Elder from Onondaga looking at a mile marker post in a museum exhibit

John Richard Edwards (Onondaga) participates in the installation of the Dakota Access Pipeline kilometer post in the exhibition “Nation to Nation: Treaties Between the United States and American Indian Nations”. This exhibit is a powerful symbol that Native American treaties remain the law of the United States and that their stories are not over.
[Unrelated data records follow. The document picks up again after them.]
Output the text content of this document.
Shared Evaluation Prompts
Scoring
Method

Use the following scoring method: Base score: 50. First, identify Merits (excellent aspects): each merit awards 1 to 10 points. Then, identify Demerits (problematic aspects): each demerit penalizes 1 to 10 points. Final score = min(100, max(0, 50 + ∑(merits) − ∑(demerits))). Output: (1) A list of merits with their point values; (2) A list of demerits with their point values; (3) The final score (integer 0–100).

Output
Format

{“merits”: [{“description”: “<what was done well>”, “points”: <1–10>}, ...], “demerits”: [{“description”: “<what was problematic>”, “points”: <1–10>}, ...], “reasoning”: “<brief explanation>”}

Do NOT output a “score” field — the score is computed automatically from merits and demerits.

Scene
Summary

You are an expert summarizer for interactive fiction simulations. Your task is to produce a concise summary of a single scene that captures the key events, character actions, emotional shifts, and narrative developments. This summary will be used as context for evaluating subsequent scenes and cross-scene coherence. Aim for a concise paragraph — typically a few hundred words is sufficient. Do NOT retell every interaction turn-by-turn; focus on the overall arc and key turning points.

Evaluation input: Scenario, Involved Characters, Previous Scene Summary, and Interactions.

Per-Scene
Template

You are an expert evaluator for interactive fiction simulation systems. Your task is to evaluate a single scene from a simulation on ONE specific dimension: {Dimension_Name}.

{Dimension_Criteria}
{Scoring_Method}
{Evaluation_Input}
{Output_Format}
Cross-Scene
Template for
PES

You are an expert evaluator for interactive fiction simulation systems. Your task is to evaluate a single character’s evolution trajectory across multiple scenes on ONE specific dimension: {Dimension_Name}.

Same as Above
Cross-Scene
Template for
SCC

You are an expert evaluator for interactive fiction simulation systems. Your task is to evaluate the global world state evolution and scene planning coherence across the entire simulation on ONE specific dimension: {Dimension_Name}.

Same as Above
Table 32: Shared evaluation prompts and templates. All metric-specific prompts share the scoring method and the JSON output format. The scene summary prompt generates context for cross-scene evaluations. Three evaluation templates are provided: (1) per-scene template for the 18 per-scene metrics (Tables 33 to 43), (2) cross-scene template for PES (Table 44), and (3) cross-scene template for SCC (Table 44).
Washington, DC, October 24, 2017.

Paul Morigi / AP Images for the Smithsonian’s National Museum of the American Indian

Other indigenous rights defenders and activists are also working diligently on many human rights issues, including missing and murdered indigenous women, violence against women and children, protection of sacred sites, disparities in human rights. education and health, crime in the Indian country, poverty and homelessness, recognition of treaties. , linguistic and cultural loss, voting rights, water rights, tax jurisdiction, climate change, discrimination in employment and housing, pipelines through indigenous lands, misrepresentation and indigenous cultural appropriation, and the continuing effects of the Covid-19 virus and its variants.

Recently, the National Museum of the American Indian updated its vision and mission statement to reflect Indigenous awareness of social justice:

Vision
Equity and social justice for indigenous peoples of the Western Hemisphere through education, inspiration and empowerment.

Mission
In partnership with Indigenous peoples and their allies, the National Museum of the American Indian fosters a richer, shared human experience through a more informed understanding of Indigenous peoples.